Metropolitan News-Enterprise


Thursday, August 10, 2006


Page 1


Court of Appeal Says Landlords May Be Forced  to Pay Interest on Tenants’ Security Deposits




A since-amended San Francisco ordinance requiring landlords to pay 5 percent interest on security deposits held for more than one year did not cause not an unconstitutional taking of property, the First District Court of Appeal ruled yesterday.

Div. Five affirmed San Francisco Superior Court Judge Richard Kramer’s ruling in favor of the city in a class action brought on behalf of small landlords. The landlords argued that once money market interest rates dipped below 5 percent, they were “damaged by having to pay [the] difference from their own funds,” and that this violated the state and federal constitutional requirements that property not be taken for a public purpose without compensation.

 The ordinance was amended in 2002, several months after the suit was filed, to require that interest be paid at the Federal Reserve discount rate instead of a fixed rate.

Alameda Superior Court Judge Thomas Reardon, sitting on assignment in the Court of Appeal, said the trial judge was correct in ruling that the ordinance did not effect a taking.
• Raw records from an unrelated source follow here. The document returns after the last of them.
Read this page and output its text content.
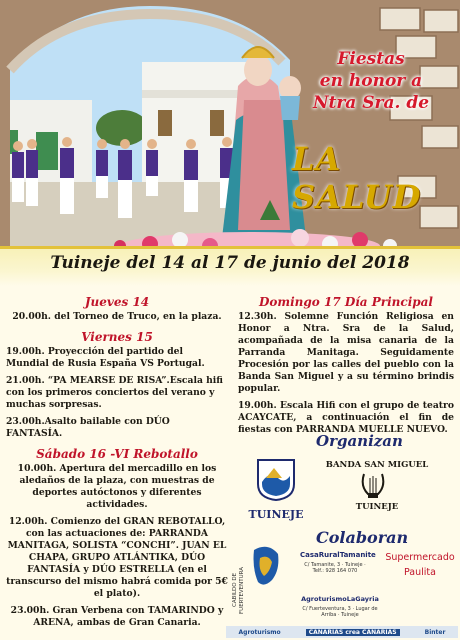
Fiestas
en honor a
Ntra Sra. de
LA SALUD
Tuineje del 14 al 17 de junio del 2018
Jueves 14
20.00h. del Torneo de Truco, en la plaza.
Viernes 15
19.00h. Proyección del partido del Mundial de Rusia España VS Portugal.
21.00h. “PA MEARSE DE RISA”.Escala hifi con los primeros conciertos del verano y muchas sorpresas.
23.00h.Asalto bailable con DÚO FANTASÍA.
Sábado 16 -VI Rebotallo
10.00h. Apertura del mercadillo en los aledaños de la plaza, con muestras de deportes autóctonos y diferentes actividades.
12.00h. Comienzo del GRAN REBOTALLO, con las actuaciones de: PARRANDA MANITAGA, SOLISTA “CONCHI”. JUAN EL CHAPA, GRUPO ATLÁNTIKA, DÚO FANTASÍA y DÚO ESTRELLA (en el transcurso del mismo habrá comida por 5€ el plato).
23.00h. Gran Verbena con TAMARINDO y ARENA, ambas de Gran Canaria.
Domingo 17 Día Principal
12.30h. Solemne Función Religiosa en Honor a Ntra. Sra de la Salud, acompañada de la misa canaria de la Parranda Manitaga. Seguidamente Procesión por las calles del pueblo con la Banda San Miguel y a su término brindis popular.
19.00h. Escala Hifi con el grupo de teatro ACAYCATE, a continuación el fin de fiestas con PARRANDA MUELLE NUEVO.
Organizan
TUINEJE
BANDA SAN MIGUEL
TUINEJE
Colaboran
CABILDO DE FUERTEVENTURA
CasaRuralTamanite
C/ Tamanite, 3 · Tuineje · Telf.: 928 164 070
Supermercado
Paulita
AgroturismoLaGayria
C/ Fuerteventura, 3 · Lugar de Arriba · Tuineje
Agroturismo	CANARIAS crea CANARIAS	Binter
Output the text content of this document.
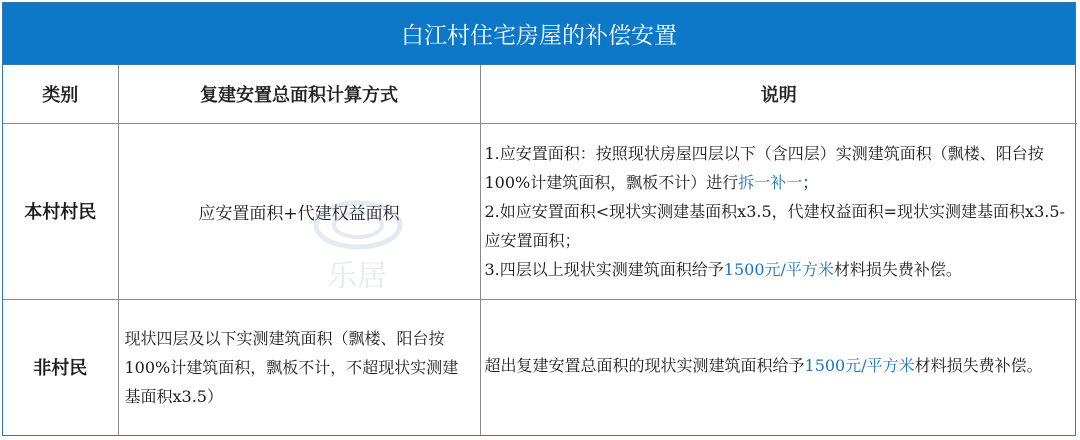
白江村住宅房屋的补偿安置
类别	复建安置总面积计算方式	说明
本村村民	应安置面积+代建权益面积	1.应安置面积：按照现状房屋四层以下（含四层）实测建筑面积（飘楼、阳台按100%计建筑面积，飘板不计）进行拆一补一；
2.如应安置面积<现状实测建基面积x3.5，代建权益面积=现状实测建基面积x3.5-应安置面积；
3.四层以上现状实测建筑面积给予1500元/平方米材料损失费补偿。

非村民	现状四层及以下实测建筑面积（飘楼、阳台按100%计建筑面积，飘板不计，不超现状实测建基面积x3.5）	超出复建安置总面积的现状实测建筑面积给予1500元/平方米材料损失费补偿。
乐居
Reardon reasoned that the ordinance did not create a regulatory taking because there was no “inexorable” loss to the landlords.

He explained:

“[L]andlords would not necessarily have to pay out more interest than they earned on the security deposits, because the Ordinance did not compel them to invest the deposits in accounts paying less than 5 percent interest. Indeed, as the trial court noted, landlords could invest the security deposit ‘in a higher risk venture, use it as working capital for the rental business, or use it for general personal or business cash flow purposes,’ constrained only by the obligation that, within a statutory period after the termination of the tenancy, the landlord had to pay the tenant an amount equal to the security deposit and interest, less permissible deductions.”
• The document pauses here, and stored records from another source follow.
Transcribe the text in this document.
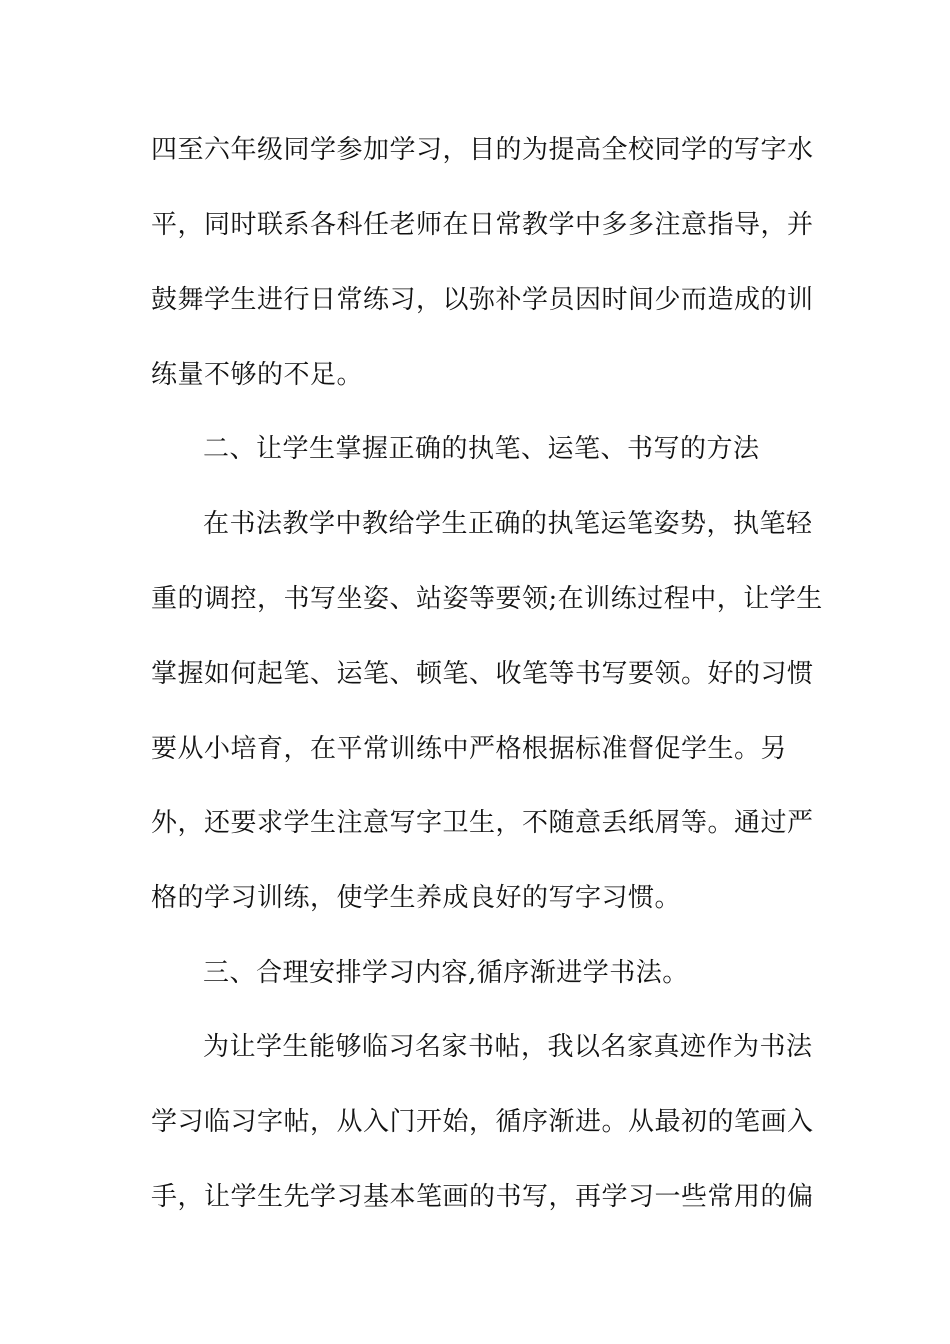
四至六年级同学参加学习，目的为提高全校同学的写字水
平，同时联系各科任老师在日常教学中多多注意指导，并
鼓舞学生进行日常练习，以弥补学员因时间少而造成的训
练量不够的不足。
二、让学生掌握正确的执笔、运笔、书写的方法
在书法教学中教给学生正确的执笔运笔姿势，执笔轻
重的调控，书写坐姿、站姿等要领;在训练过程中，让学生
掌握如何起笔、运笔、顿笔、收笔等书写要领。好的习惯
要从小培育，在平常训练中严格根据标准督促学生。另
外，还要求学生注意写字卫生，不随意丢纸屑等。通过严
格的学习训练，使学生养成良好的写字习惯。
三、合理安排学习内容,循序渐进学书法。
为让学生能够临习名家书帖，我以名家真迹作为书法
学习临习字帖，从入门开始，循序渐进。从最初的笔画入
手，让学生先学习基本笔画的书写，再学习一些常用的偏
The jurist cited evidence that the overall average yield for money market funds was 5.14 percent for the period from January 1985 through July 2002, the month before the ordinance was amended. Even if there were transactional fees, Reardon added, there was no evidence that landlords experienced a net loss from the holding of their deposits.

While some landlords did, in fact, have to pay out more to the tenants than the interest they gained on the deposits, the net losses were small and were offset by the benefit to the landlords of being allowed to hold the security deposit, which could be returned without interest after a year or less if the landlord chose, the jurist said.

The case is Small Property Owners of San Francisco v. City and County of San Francisco, A108924.